The new DOE final rule creates a separate “product class” for dishwashers with a short cycle as the “normal” cycle and sets no limit on their energy or water use. However, the vast majority of today’s dishwashers already offer short cycles, which in some instances consume modestly more energy than the default cycles but are used infrequently according to surveys.

“The president and the Department of Energy have given two completely different reasons for why this rule is needed, and neither makes sense,” said Steven Nadel, executive director of the American Council for an Energy-Efficient Economy (ACEEE). “President Trump says dishwashers don’t work as well as they used to, yet tests find that today’s models clean far better than the old ones. The Department of Energy says consumers need options for quick cycles, but those are already ubiquitous. In the end, this rule will neither make dishwashers perform better nor offer quicker cycles.”

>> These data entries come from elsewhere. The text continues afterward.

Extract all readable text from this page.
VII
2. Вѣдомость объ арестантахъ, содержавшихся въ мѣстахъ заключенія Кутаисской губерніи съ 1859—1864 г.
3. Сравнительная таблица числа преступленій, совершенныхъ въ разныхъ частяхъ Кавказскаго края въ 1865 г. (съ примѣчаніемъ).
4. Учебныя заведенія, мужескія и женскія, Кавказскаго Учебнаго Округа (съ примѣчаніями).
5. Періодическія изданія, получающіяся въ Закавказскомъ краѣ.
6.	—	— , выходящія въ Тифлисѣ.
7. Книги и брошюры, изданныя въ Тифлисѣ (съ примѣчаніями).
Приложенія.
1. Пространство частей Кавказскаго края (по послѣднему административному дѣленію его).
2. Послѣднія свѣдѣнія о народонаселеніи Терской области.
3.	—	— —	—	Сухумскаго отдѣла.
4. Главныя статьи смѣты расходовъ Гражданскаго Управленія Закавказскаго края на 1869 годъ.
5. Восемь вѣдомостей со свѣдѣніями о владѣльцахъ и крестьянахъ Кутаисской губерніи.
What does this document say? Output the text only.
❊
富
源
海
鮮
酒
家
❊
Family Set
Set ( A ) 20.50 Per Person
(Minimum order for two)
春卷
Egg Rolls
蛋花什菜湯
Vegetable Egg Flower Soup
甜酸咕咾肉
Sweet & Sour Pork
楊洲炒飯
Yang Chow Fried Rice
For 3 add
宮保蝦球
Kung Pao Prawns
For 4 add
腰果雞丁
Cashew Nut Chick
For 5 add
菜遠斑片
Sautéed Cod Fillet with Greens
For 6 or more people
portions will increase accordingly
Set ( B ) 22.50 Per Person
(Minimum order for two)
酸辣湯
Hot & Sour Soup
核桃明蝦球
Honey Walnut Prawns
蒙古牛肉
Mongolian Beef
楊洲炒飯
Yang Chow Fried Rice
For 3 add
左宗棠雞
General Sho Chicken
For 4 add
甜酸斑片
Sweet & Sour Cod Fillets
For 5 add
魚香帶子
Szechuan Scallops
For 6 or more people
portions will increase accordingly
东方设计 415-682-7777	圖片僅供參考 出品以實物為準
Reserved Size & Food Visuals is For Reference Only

Dishwasher water and energy use have declined by more than 50% over the past three decades, thanks to federal standards and manufacturer innovations. Congress set the first energy efficiency standard for dishwashers in 1987; Congress has updated it once and the Department of Energy has updated it twice since then, most recently in 2012.

Cleaning performance has improved in the same period. Product reviewers at Consumer Reports said in 2018 that “[n]ew models clean better and more quietly” and “already do such a good job at cleaning that new features don’t often change our test results much.” The product review website Wirecutter recently found that dishwashers sold today are “better than before” and that poor performance is usually due to improper use.

Under the existing rules, short cycles today may use more energy or water than the cycle recommended for normal loads. The new product class could encourage new dishwashers with short “normal” cycles that use far higher amounts of energy and water but don’t make dishes any cleaner.

“They’re declaring a fix to a problem that never existed,” said Andrew deLaski, executive director of the Appliance Standards Awareness Project. “And while the Department has been wasting time and taxpayer money making pointless and illegal rule changes, it’s been flouting the law by missing one legal deadline after another for reviewing and updating other efficiency standards. Energy Department officials keep telling Congress that they’re focused on meeting legal deadlines and prioritizing standards that will save the most energy, but this dishwasher rule does neither.”

DOE issued a similar proposal in August that would eliminate existing standards for clothes washers and dryers with a short cycle as the “normal” cycle. Both today’s rule and the proposal for washers and dryers would violate the appliance standards law’s “anti-backsliding” provision prohibiting DOE from weakening standards.